The future is now. As October 21, 2015, appeared on our calendars last fall, I considered how the future Marty McFly visited in Back to the Future II compares with our own present.
Like McFly, we can wear auto-lace Nikes and ride hoverboards (although they’re not as slick as his). Even flying cars are now available for our air- and roadways. More mind-blowing than drinking Pepsi Perfect, however, are a new wave of virtual reality arenas that use omnidirectional treadmills to allow physical movement within a simulated world—not so far removed from the holodeck technology of Star Trek.
More and more, our imaginary is becoming our reality. And it worries me. Am I a neo-Luddite curmudgeon, balking at the glorious, golden future? Or is it simply the urge to escape the senseless embellishment of an already rich world?
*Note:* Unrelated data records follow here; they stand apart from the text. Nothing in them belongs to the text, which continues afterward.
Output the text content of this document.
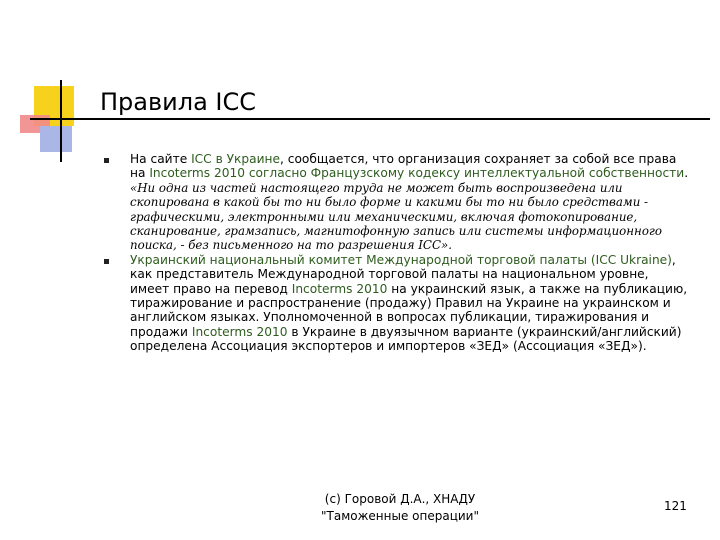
Правила ICC
На сайте ICC в Украине, сообщается, что организация сохраняет за собой все права на Incoterms 2010 согласно Французскому кодексу интеллектуальной собственности. «Ни одна из частей настоящего труда не может быть воспроизведена или скопирована в какой бы то ни было форме и какими бы то ни было средствами - графическими, электронными или механическими, включая фотокопирование, сканирование, грамзапись, магнитофонную запись или системы информационного поиска, - без письменного на то разрешения ICC».
Украинский национальный комитет Международной торговой палаты (ICC Ukraine), как представитель Международной торговой палаты на национальном уровне, имеет право на перевод Incoterms 2010 на украинский язык, а также на публикацию, тиражирование и распространение (продажу) Правил на Украине на украинском и английском языках. Уполномоченной в вопросах публикации, тиражирования и продажи Incoterms 2010 в Украине в двуязычном варианте (украинский/английский) определена Ассоциация экспортеров и импортеров «ЗЕД» (Ассоциация «ЗЕД»).
(с) Горовой Д.А., ХНАДУ
"Таможенные операции"
121
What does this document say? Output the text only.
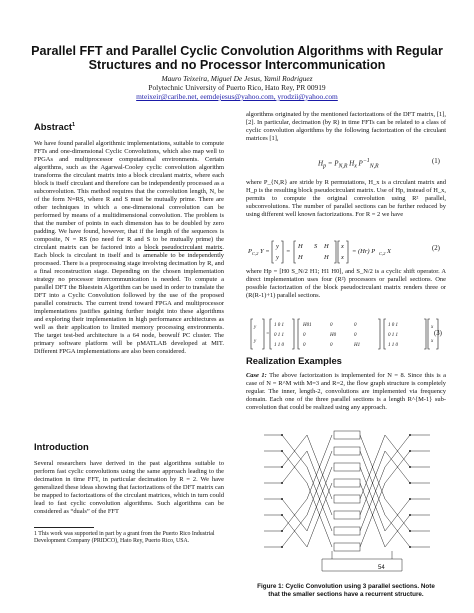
Parallel FFT and Parallel Cyclic Convolution Algorithms with Regular
Structures and no Processor Intercommunication
Mauro Teixeira, Miguel De Jesus, Yamil Rodriguez
Polytechnic University of Puerto Rico, Hato Rey, PR 00919
mteixeir@caribe.net, eemdejesus@yahoo.com, yrodzii@yahoo.com
Abstract$^1$

We have found parallel algorithmic implementations, suitable to compute FFTs and one-dimensional Cyclic Convolutions, which also map well to FPGAs and multiprocessor computational environments. Certain algorithms, such as the Agarwal-Cooley cyclic convolution algorithm transforms the circulant matrix into a block circulant matrix, where each block is itself circulant and therefore can be independently processed as a subconvolution. This method requires that the convolution length, N, be of the form N=RS, where R and S must be mutually prime. There are other techniques in which a one-dimensional convolution can be performed by means of a multidimensional convolution. The problem is that the number of points in each dimension has to be doubled by zero padding. We have found, however, that if the length of the sequences is composite, N = RS (no need for R and S to be mutually prime) the circulant matrix can be factored into a block pseudocirculant matrix. Each block is circulant in itself and is amenable to be independently processed. There is a preprocessing stage involving decimation by R, and a final reconstruction stage. Depending on the chosen implementation strategy no processor intercommunication is needed. To compute a parallel DFT the Bluestein Algorithm can be used in order to translate the DFT into a Cyclic Convolution followed by the use of the proposed parallel constructs. The current trend toward FPGA and multiprocessor implementations justifies gaining further insight into these algorithms and exploring their implementation in high performance architectures as well as their application to limited memory processing environments. The target test-bed architecture is a 64 node, beowulf PC cluster. The primary software platform will be pMATLAB developed at MIT. Different FPGA implementations are also been considered.

Introduction

Several researchers have derived in the past algorithms suitable to perform fast cyclic convolutions using the same approach leading to the decimation in time FFT, in particular decimation by R = 2. We have generalized these ideas showing that factorizations of the DFT matrix can be mapped to factorizations of the circulant matrices, which in turn could lead to fast cyclic convolution algorithms. Such algorithms can be considered as “duals” of the FFT

1 This work was supported in part by a grant from the Puerto Rico Industrial Development Company (PRIDCO), Hato Rey, Puerto Rico, USA.

algorithms originated by the mentioned factorizations of the DFT matrix, [1], [2]. In particular, decimation (by R) in time FFTs can be related to a class of cyclic convolution algorithms by the following factorization of the circulant matrices [1],

$H_p = P_{N,R}$ $H_x$ $P^{-1}_{N,R}$
(1)

where P_{N,R} are stride by R permutations, H_x is a circulant matrix and H_p is the resulting block pseudocirculant matrix. Use of Hp, instead of H_x, permits to compute the original convolution using R² parallel, subconvolutions. The number of parallel sections can be further reduced by using different well known factorizations. For R = 2 we have

P C,2 Y =
y
y
=
H
H
S H
H
x
x
= (Hr) P C,2 X	(2)

where Hp = [H0 S_N/2 H1; H1 H0], and S_N/2 is a cyclic shift operator. A direct implementation uses four (R²) processors or parallel sections. One possible factorization of the block pseudocirculant matrix renders three or (R(R-1)+1) parallel sections.

y
y
=
1 0 1
0 1 1
1 1 0
H01	0	0
0	H0	0
0	0	H1
1 0 1
0 1 1
1 1 0
x
x
(3)
Realization Examples

Case 1: The above factorization is implemented for N = 8. Since this is a case of N = R^M with M=3 and R=2, the flow graph structure is completely regular. The inner, length-2, convolutions are implemented via frequency domain. Each one of the three parallel sections is a length R^{M-1} sub-convolution that could be realized using any approach.

54
Figure 1: Cyclic Convolution using 3 parallel sections. Note
that the smaller sections have a recurrent structure.
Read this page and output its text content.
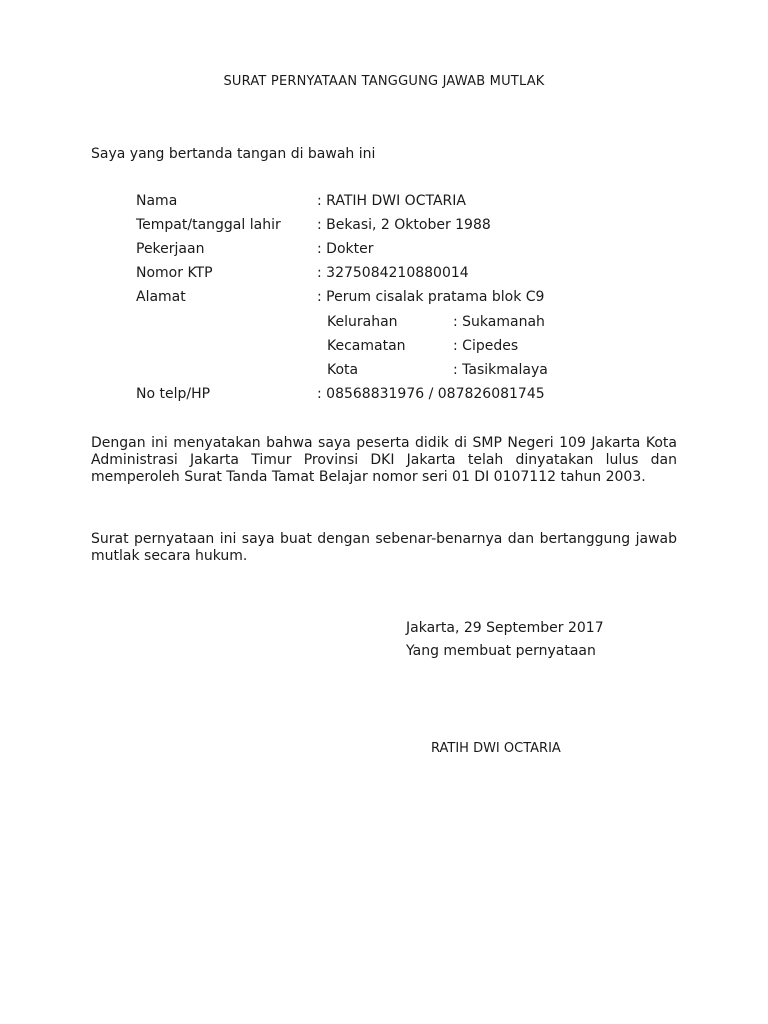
SURAT PERNYATAAN TANGGUNG JAWAB MUTLAK
Saya yang bertanda tangan di bawah ini
Nama	: RATIH DWI OCTARIA
Tempat/tanggal lahir	: Bekasi, 2 Oktober 1988
Pekerjaan	: Dokter
Nomor KTP	: 3275084210880014
Alamat	: Perum cisalak pratama blok C9
Kelurahan	: Sukamanah
Kecamatan	: Cipedes
Kota	: Tasikmalaya
No telp/HP	: 08568831976 / 087826081745
Dengan ini menyatakan bahwa saya peserta didik di SMP Negeri 109 Jakarta Kota Administrasi Jakarta Timur Provinsi DKI Jakarta telah dinyatakan lulus dan memperoleh Surat Tanda Tamat Belajar nomor seri 01 DI 0107112 tahun 2003.
Surat pernyataan ini saya buat dengan sebenar-benarnya dan bertanggung jawab mutlak secara hukum.
Jakarta, 29 September 2017
Yang membuat pernyataan
RATIH DWI OCTARIA
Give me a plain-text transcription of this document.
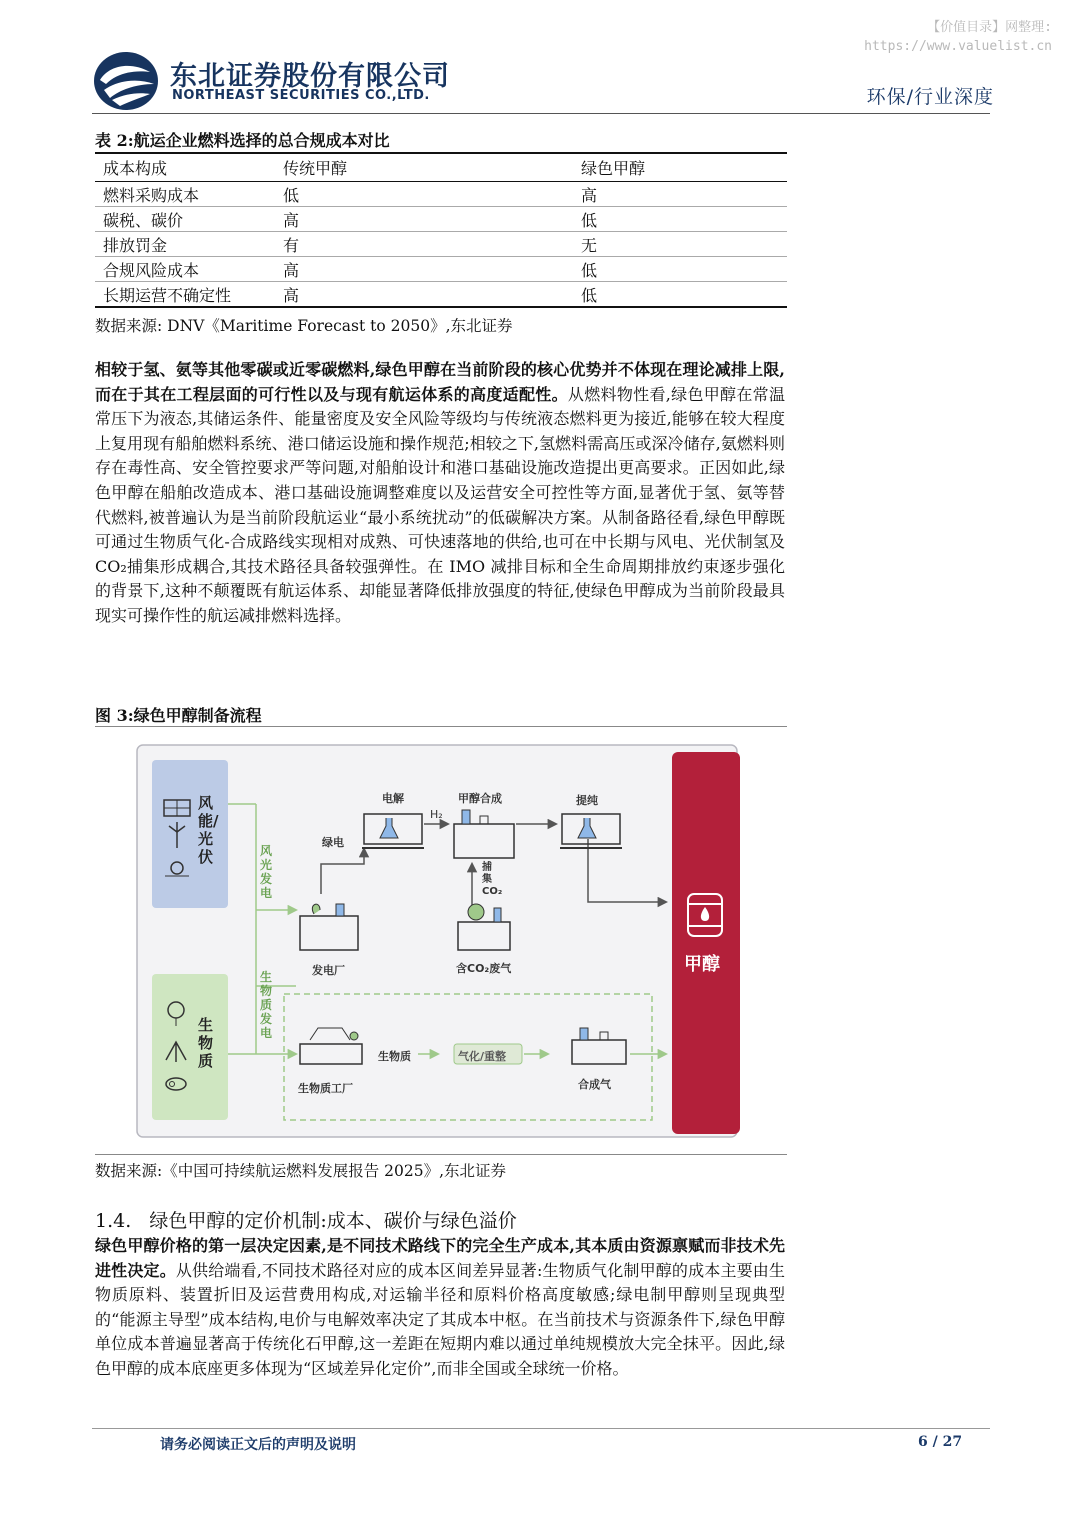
【价值目录】网整理:
https://www.valuelist.cn
东北证券股份有限公司
NORTHEAST SECURITIES CO.,LTD.	环保/行业深度
表 2:航运企业燃料选择的总合规成本对比
成本构成	传统甲醇	绿色甲醇
燃料采购成本	低	高
碳税、碳价	高	低
排放罚金	有	无
合规风险成本	高	低
长期运营不确定性	高	低
数据来源: DNV《Maritime Forecast to 2050》,东北证券

相较于氢、氨等其他零碳或近零碳燃料,绿色甲醇在当前阶段的核心优势并不体现在理论减排上限,而在于其在工程层面的可行性以及与现有航运体系的高度适配性。从燃料物性看,绿色甲醇在常温常压下为液态,其储运条件、能量密度及安全风险等级均与传统液态燃料更为接近,能够在较大程度上复用现有船舶燃料系统、港口储运设施和操作规范;相较之下,氢燃料需高压或深冷储存,氨燃料则存在毒性高、安全管控要求严等问题,对船舶设计和港口基础设施改造提出更高要求。正因如此,绿色甲醇在船舶改造成本、港口基础设施调整难度以及运营安全可控性等方面,显著优于氢、氨等替代燃料,被普遍认为是当前阶段航运业“最小系统扰动”的低碳解决方案。从制备路径看,绿色甲醇既可通过生物质气化-合成路线实现相对成熟、可快速落地的供给,也可在中长期与风电、光伏制氢及 CO₂捕集形成耦合,其技术路径具备较强弹性。在 IMO 减排目标和全生命周期排放约束逐步强化的背景下,这种不颠覆既有航运体系、却能显著降低排放强度的特征,使绿色甲醇成为当前阶段最具现实可操作性的航运减排燃料选择。

图 3:绿色甲醇制备流程
风能/光伏	风光发电
生物质
生物质发电
电解
绿电
H₂
甲醇合成	提纯
捕集CO₂
发电厂	含CO₂废气
生物质工厂
生物质	气化/重整
合成气
甲醇
数据来源:《中国可持续航运燃料发展报告 2025》,东北证券
1.4. 绿色甲醇的定价机制:成本、碳价与绿色溢价

绿色甲醇价格的第一层决定因素,是不同技术路线下的完全生产成本,其本质由资源禀赋而非技术先进性决定。从供给端看,不同技术路径对应的成本区间差异显著:生物质气化制甲醇的成本主要由生物质原料、装置折旧及运营费用构成,对运输半径和原料价格高度敏感;绿电制甲醇则呈现典型的“能源主导型”成本结构,电价与电解效率决定了其成本中枢。在当前技术与资源条件下,绿色甲醇单位成本普遍显著高于传统化石甲醇,这一差距在短期内难以通过单纯规模放大完全抹平。因此,绿色甲醇的成本底座更多体现为“区域差异化定价”,而非全国或全球统一价格。

请务必阅读正文后的声明及说明	6 / 27
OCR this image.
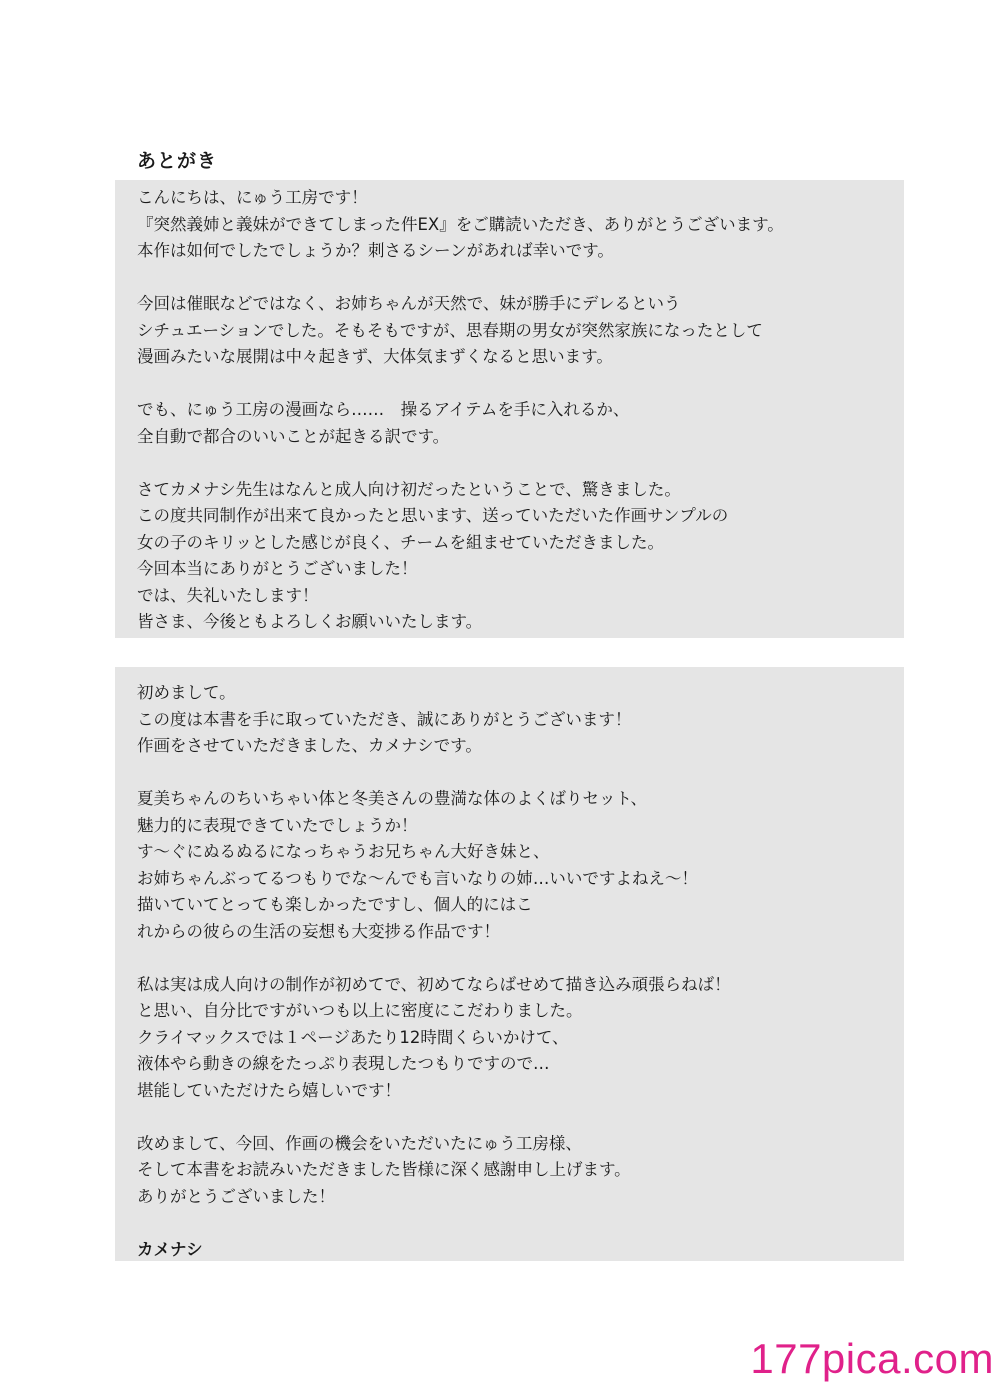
あとがき

こんにちは、にゅう工房です！

『突然義姉と義妹ができてしまった件EX』をご購読いただき、ありがとうございます。

本作は如何でしたでしょうか？刺さるシーンがあれば幸いです。

今回は催眠などではなく、お姉ちゃんが天然で、妹が勝手にデレるという

シチュエーションでした。そもそもですが、思春期の男女が突然家族になったとして

漫画みたいな展開は中々起きず、大体気まずくなると思います。

でも、にゅう工房の漫画なら……　操るアイテムを手に入れるか、

全自動で都合のいいことが起きる訳です。

さてカメナシ先生はなんと成人向け初だったということで、驚きました。

この度共同制作が出来て良かったと思います、送っていただいた作画サンプルの

女の子のキリッとした感じが良く、チームを組ませていただきました。

今回本当にありがとうございました！

では、失礼いたします！

皆さま、今後ともよろしくお願いいたします。

初めまして。

この度は本書を手に取っていただき、誠にありがとうございます！

作画をさせていただきました、カメナシです。

夏美ちゃんのちいちゃい体と冬美さんの豊満な体のよくばりセット、

魅力的に表現できていたでしょうか！

す～ぐにぬるぬるになっちゃうお兄ちゃん大好き妹と、

お姉ちゃんぶってるつもりでな～んでも言いなりの姉…いいですよねえ～！

描いていてとっても楽しかったですし、個人的にはこ

れからの彼らの生活の妄想も大変捗る作品です！

私は実は成人向けの制作が初めてで、初めてならばせめて描き込み頑張らねば！

と思い、自分比ですがいつも以上に密度にこだわりました。

クライマックスでは１ページあたり12時間くらいかけて、

液体やら動きの線をたっぷり表現したつもりですので…

堪能していただけたら嬉しいです！

改めまして、今回、作画の機会をいただいたにゅう工房様、

そして本書をお読みいただきました皆様に深く感謝申し上げます。

ありがとうございました！

カメナシ

177pica.com
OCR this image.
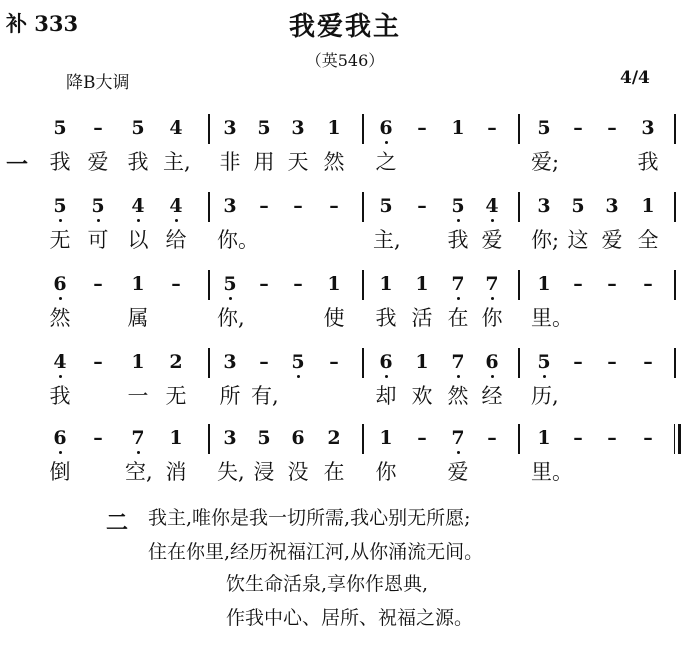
补 333	我爱我主
（英546）
降B大调	4/4
5 – 5 4 3 5 3 1 6 – 1 – 5 – – 3
一 我 爱 我 主, 非 用 天 然 之	爱;	我
5 5 4 4 3 – – – 5 – 5 4 3 5 3 1
无 可 以 给 你。	主, 我 爱 你; 这 爱 全
6 – 1 – 5 – – 1 1 1 7 7 1 – – –
然	属	你,	使 我 活 在 你 里。
4 – 1 2 3 – 5 – 6 1 7 6 5 – – –
我	一 无 所 有,	却 欢 然 经 历,
6 – 7 1 3 5 6 2 1 – 7 – 1 – – –
倒	空, 消 失, 浸 没 在 你 爱	里。
二 我主,唯你是我一切所需,我心别无所愿;
住在你里,经历祝福江河,从你涌流无间。
饮生命活泉,享你作恩典,
作我中心、居所、祝福之源。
I don’t consider myself anti-technology, unless we insist on staging every discussion and decision as Nature vs. Technology. Then, for me, nature wins.
After all, as Minnesota wilderness author Calvin Rutstrum wrote in 1975, “We are not aliens contemplating nature; we are nature. We might assume the urban role and remain there…but nature will walk through walls of concrete, glass and steel without opening a single door and still control our every function and our destiny.”
Outdoor equipment and apparel companies are particularly sensitive to this delicate balance. In Adventure Kayak‘s spring issue, we looked at some of the ways gear companies are making more eco-friendly, sustainable and socially responsible products. The R&D departments of these companies focus on reducing waste and environmental footprints, rather than boosting production at any cost. Now that’s something worth buying into.
It’s also worth remembering that the greenest gear is the gear you already own. My closet is full of patched pants, repaired tents, re-waterproofed jackets and threadbare fleeces (great for summer evenings). Aside from trail-proofed dependability, “old gear is full of memories—it’s comforting,” says Ontario Sea Kayak Centre’s Dympna Hayes.
Already far from the course set by a time-traveling DeLorean, my mind wanders from the wilds of Minnesota to the dustbowl of Oklahoma. In John Steinbeck’s seminal The Grapes of Wrath, he explored the disturbing transition from multi-gener- ation families working the land with their hands and horses, to diesel-guzzling tractors helmed by anonymous drivers in sealed wheelhouses. With such efficiency, “the wonder goes out of the land and the working of it, and with the wonder the deep understanding and the relation.”
A motor on a boat lets the boater cover more ground, but the powerboater who buzzes from point to point sees far less than a paddler moving at a tenth the speed, poking her bow into cracks and crannies. Like the Joad family in Steinbeck’s novel, I can’t escape the march of progress and technology. But I can question it.
If our virtual worlds are made more fantastic— think Avatar or Oculus Rift—than our real, blue- and-green, soil-and-water home, what reason will future generations raised in these virtual playgrounds have to explore our original playground? To care about it, or for it?
Dam the rivers, mine the mountains, fell the forests—just, for the love of latinum, keep the power on to the holodeck.
Editor Virginia Marshall is not a secret member of the Dark Mountain Project. Adventure Kayak is her manifesto.